Tra le intercettazioni finite agli atti ce n’è una del 2017, nella quale verrebbe citato l’orario compatibile con quello del delitto. Altre due registrazioni, risalenti allo scorso anno, riguarderebbero invece riferimenti alle telefonate fatte a Chiara Poggi e alla presenza di sangue nella casa di via Poggi.
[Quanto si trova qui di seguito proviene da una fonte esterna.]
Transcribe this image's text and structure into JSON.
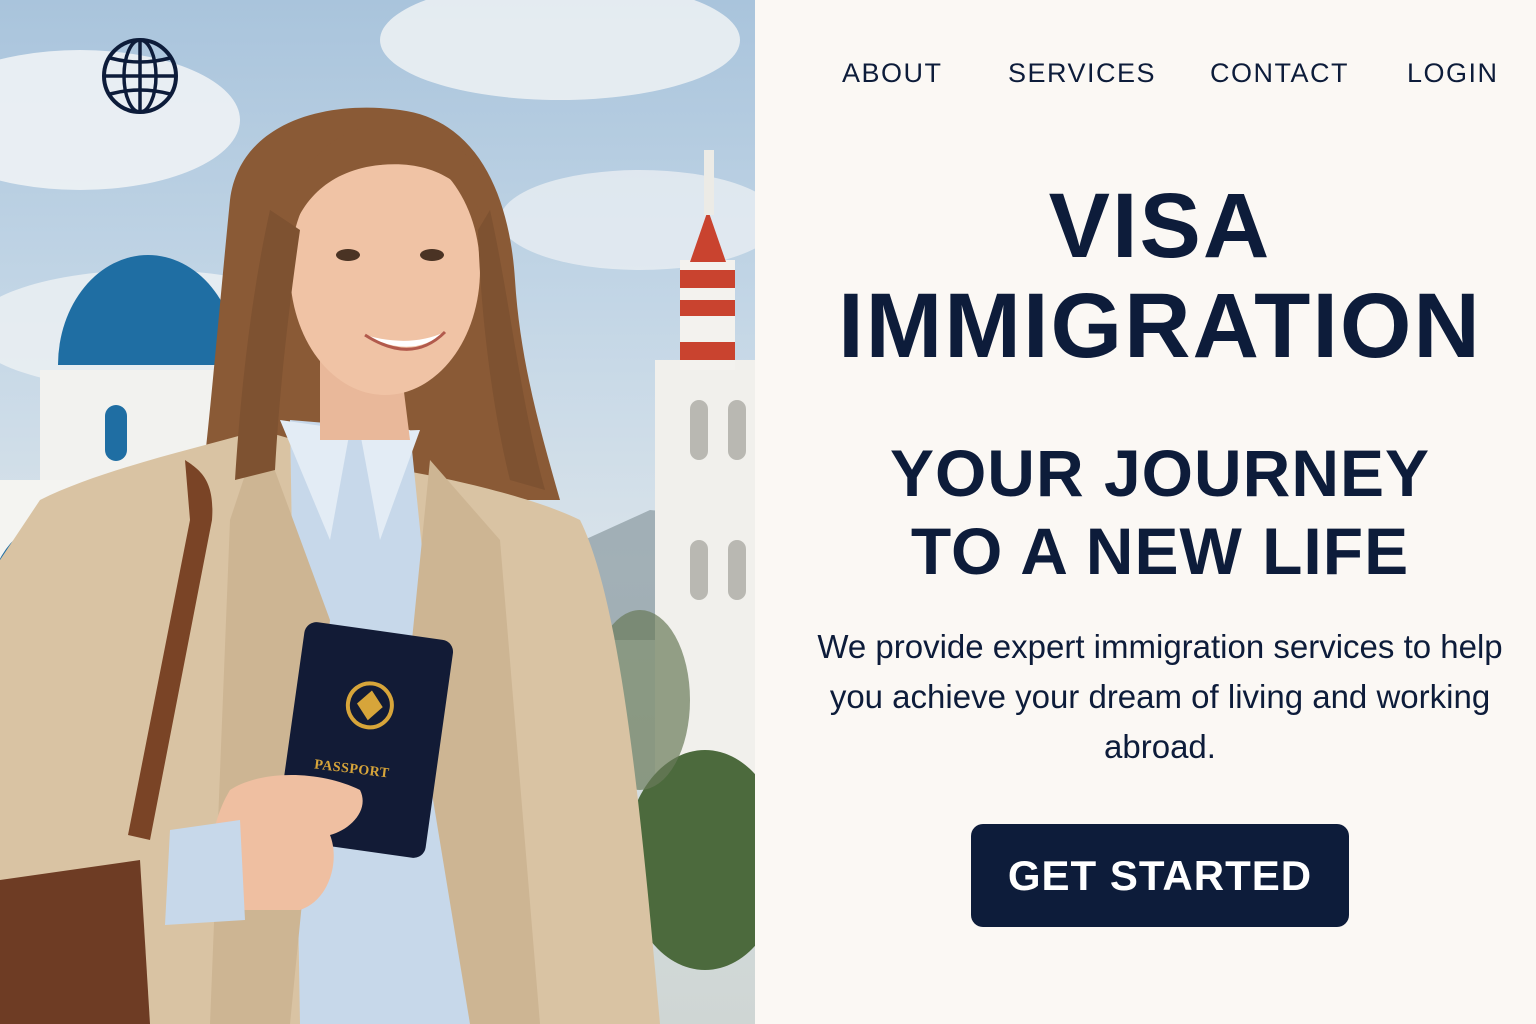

L’accusa ipotizza che il delitto sia maturato dopo un presunto rifiuto a un approccio sessuale e contesta aggravanti particolarmente gravi, tra cui crudeltà e motivi abietti. Una ricostruzione che la difesa respinge integralmente.
L’evoluzione dell’inchiesta potrebbe avere conseguenze anche sulla posizione di Alberto Stasi, ex fidanzato della vittima e unico condannato in via definitiva per l’omicidio. La riapertura del caso, infatti, potrebbe alimentare nuove iniziative giudiziarie sul fronte della revisione del processo.
Nel frattempo, gli investigatori starebbero cercando ulteriori elementi digitali. Tra le attività svolte dalla procura ci sarebbe anche una richiesta inviata a Meta per recuperare eventuali contenuti pubblicati e successivamente cancellati dai profili social riconducibili a Sempio nel 2017.